Dan Savage had no idea how to gracefully back out of the situation and in his typical manner, pushed back at the now weeping young woman with more directives. She was crying, he was wretched, the crowd was livid, and as the girl dashed outside to cry, I went out the back and around to the side hallway to see if she was okay.
(see? I'm not such a bad person, ya'll!)
She cried and another woman and I talked with her and said, "You have so many huge things going on, and he's just a sex columnist. It was really brave of you to put your struggle out there like that, but you know, he didn't have the resources or the sensitivity or the position to help you. There are many more people with real resources available and the time to help you figure out some next steps, if that's what you want and need."
As it turned out, this kid was not nearly as alone in the world as she appeared to be when she stood, a tiny vulnerable presence, at the microphone. I think (and hope) she's going to be okay. I still can't imagine why she stood there exposing more and more of herself to a man who clearly has no credentials or call to really help her while supposedly sensitive and caring UUs watched without doing anything. This is one of our kids. If a speaker is responding insensitively to her and she's crying, howzabout jumping up and leading her to her seat with a comment like, "This obviously isn't going well, Dan. Let's take the next question."

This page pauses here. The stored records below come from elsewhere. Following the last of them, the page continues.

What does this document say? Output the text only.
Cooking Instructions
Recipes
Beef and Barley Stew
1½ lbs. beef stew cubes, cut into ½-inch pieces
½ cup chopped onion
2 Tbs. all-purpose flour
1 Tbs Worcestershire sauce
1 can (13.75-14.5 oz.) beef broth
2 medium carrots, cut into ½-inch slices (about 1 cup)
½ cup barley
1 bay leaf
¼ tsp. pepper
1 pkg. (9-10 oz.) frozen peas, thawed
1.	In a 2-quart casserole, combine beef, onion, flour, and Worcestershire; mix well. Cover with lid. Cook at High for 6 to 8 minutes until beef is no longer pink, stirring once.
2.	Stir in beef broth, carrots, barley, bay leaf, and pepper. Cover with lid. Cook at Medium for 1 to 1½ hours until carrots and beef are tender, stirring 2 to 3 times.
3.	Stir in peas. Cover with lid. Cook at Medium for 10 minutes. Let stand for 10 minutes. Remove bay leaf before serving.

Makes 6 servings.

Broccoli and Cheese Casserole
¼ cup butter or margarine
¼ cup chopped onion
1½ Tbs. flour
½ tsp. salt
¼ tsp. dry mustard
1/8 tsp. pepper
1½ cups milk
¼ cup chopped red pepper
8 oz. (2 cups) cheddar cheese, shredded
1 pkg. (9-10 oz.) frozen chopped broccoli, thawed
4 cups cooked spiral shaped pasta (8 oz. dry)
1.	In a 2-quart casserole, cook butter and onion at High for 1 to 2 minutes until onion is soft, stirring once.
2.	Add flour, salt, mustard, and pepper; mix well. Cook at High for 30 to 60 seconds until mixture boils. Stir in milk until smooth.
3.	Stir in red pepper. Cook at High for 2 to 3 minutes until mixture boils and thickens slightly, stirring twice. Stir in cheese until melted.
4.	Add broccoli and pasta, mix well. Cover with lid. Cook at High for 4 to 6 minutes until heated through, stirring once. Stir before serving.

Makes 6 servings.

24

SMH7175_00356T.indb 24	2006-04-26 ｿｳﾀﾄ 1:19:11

I mean, HOW MANY MINISTERS WERE IN THE HOUSE THAT NIGHT?
The next day people were wearing signs that said, "SAVAGED BY SAVAGE? CALL THE CHAPLAINS AT 123-456-789."
I bought Dan Savage a drink because when I met him later that night, he looked shaken and greatly disturbed. Not because he hadn't known how to solve the problems of that one young lesbian, but because he understood that the UUs mostly had zero perspective on the situation and that many of us were expecting in him a kind of Gay Savior figure. Big mistake.
He perceived that the sudden transformation of a standard Q & A session into therapy seemed to be business-as-usual for this crowd, and that by failing to switch from entertainer/speaker mode to Dr. Phil Public Healer Mode, he was going down as a brute and an abuser among us. And, to interpret what I saw on his face, it grossed him out.
He was gracious enough not to say one critical word about the entire situation, nor has he, to my knowledge, written anything about his appearance among the Unitarian Universalists. And I, for one, appreciate it.
Dan Savage is Dan Savage. Offensive and insensitive at times, fodder for conversation and a foil off of which to clarify our own positions on important issues of sexual identity and social justice. To expect him to minister to our wounded children is naive and inhospitable; it's like inviting the Fab Five to GA and expecting them to be supportive and pastoral about our awful clothes, hair and make-up. Just because a public figure is liberal and hip and gay doesn't mean they're going to be sensitive, appropriate or share our commitments and theological understanding.
And because we have such a victim culture at General Assembly, we ought to make sure that every lecture and Q &A session has a moderator.